Simulation of deformation behaviour of Aluminium 7075 during Equal Channel Angular Pressing (ECAP)

¹ Department of Mechanical and Industrial Engineering, Masinde Muliro University of Science & Technology, Kenya
² Department of Mining, Materials and Petroleum Engineering, Jomo Kenyatta University of Agriculture & Technology, Nairobi, Kenya
³ School of Chemical and Metallurgical Engineering, University of Witwatersrand, Private Bag 3, Johannesburg, 2050, South Africa
⁴ Department of Mechanical Engineering Science, University of Johannesburg, South Africa

^* Corresponding author: fredrick.mwema@dkut.ac.ke

Abstract

This paper presents a finite element simulation of equal channel angular pressing (ECAP) since it is one of the most common and successful severe plastic deformation techniques. This study reports the influence of the most significant factors influencing the ECAP technique.

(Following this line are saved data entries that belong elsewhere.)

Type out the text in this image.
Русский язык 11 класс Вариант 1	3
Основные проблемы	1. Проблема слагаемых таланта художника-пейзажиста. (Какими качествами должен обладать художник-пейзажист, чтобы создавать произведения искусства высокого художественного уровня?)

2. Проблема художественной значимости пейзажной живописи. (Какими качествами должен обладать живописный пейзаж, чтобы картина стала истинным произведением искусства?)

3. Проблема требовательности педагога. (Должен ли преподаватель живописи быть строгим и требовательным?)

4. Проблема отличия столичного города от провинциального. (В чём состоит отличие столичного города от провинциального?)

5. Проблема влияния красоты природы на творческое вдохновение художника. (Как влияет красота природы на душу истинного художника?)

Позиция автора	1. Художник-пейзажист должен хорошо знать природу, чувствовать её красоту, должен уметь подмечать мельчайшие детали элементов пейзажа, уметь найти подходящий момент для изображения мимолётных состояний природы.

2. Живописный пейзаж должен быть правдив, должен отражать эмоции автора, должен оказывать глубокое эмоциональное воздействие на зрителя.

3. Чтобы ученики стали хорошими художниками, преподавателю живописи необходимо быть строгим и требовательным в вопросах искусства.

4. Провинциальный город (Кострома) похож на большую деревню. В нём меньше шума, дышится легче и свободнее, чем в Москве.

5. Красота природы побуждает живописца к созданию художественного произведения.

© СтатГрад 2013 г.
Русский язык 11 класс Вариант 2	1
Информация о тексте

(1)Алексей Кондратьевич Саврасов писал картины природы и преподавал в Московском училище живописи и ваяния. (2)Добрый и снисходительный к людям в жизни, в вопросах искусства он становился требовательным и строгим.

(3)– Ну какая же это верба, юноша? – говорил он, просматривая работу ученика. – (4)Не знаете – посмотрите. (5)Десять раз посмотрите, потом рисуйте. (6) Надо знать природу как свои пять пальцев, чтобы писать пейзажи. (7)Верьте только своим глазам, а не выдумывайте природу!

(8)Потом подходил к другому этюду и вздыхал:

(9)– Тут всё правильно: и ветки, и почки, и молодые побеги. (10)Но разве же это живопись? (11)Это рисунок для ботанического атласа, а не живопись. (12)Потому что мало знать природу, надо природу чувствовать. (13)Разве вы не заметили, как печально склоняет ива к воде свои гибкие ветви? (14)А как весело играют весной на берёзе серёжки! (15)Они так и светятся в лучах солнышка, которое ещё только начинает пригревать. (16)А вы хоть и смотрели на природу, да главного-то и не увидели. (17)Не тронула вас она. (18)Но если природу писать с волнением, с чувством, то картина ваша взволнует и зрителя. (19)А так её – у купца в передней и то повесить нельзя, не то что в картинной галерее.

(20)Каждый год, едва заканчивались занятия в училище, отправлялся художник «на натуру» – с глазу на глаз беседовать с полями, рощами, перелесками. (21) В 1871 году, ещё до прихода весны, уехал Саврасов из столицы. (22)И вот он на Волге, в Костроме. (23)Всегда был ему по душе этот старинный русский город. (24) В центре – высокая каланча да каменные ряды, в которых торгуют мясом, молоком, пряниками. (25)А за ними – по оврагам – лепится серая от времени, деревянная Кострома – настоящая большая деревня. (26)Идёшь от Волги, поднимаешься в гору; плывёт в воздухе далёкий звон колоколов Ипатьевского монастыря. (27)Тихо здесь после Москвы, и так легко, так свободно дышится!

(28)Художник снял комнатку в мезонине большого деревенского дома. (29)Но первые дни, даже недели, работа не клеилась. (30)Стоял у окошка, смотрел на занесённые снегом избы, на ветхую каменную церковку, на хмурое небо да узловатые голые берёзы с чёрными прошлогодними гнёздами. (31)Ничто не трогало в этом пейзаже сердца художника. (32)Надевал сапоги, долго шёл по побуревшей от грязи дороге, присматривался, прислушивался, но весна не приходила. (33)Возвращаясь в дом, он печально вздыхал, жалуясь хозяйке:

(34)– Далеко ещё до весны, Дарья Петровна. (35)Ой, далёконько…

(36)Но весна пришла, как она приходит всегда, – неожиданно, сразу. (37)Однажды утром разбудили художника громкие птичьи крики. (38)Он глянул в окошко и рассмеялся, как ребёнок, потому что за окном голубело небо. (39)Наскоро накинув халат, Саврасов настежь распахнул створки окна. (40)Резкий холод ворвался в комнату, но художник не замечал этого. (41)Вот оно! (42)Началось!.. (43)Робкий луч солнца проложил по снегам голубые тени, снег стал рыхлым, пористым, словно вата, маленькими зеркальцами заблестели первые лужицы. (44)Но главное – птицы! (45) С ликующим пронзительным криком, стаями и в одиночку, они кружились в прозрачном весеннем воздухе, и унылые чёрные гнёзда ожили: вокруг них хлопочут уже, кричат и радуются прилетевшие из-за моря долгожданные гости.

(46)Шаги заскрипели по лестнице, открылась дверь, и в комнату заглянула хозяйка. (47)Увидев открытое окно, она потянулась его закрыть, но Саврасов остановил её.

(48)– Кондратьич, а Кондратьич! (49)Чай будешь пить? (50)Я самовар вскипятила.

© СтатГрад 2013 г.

Through finite element simulation, the effect of the die geometry, workpiece geometry, and the pressing speed on the effective strain distributions, damage, and pressing loads, were investigated. The influence of the ECAP method on different material models is also presented. Additionally, the prospective expansion and future applications of ECAP are herein highlighted. From the results, the die geometry of a 90° channel imparts the highest strains during ECAP. Additionally, specimens of rectangular geometry are susceptible to cracking and damage as compared to circular samples. It was found that very high processing speeds (>7mm/sec) are undesirable during ECAP since they cause very high internal stresses to the structure of the workpieces. Besides, processing at room temperature can achieve homogeneous strain distribution with minimum sample damage.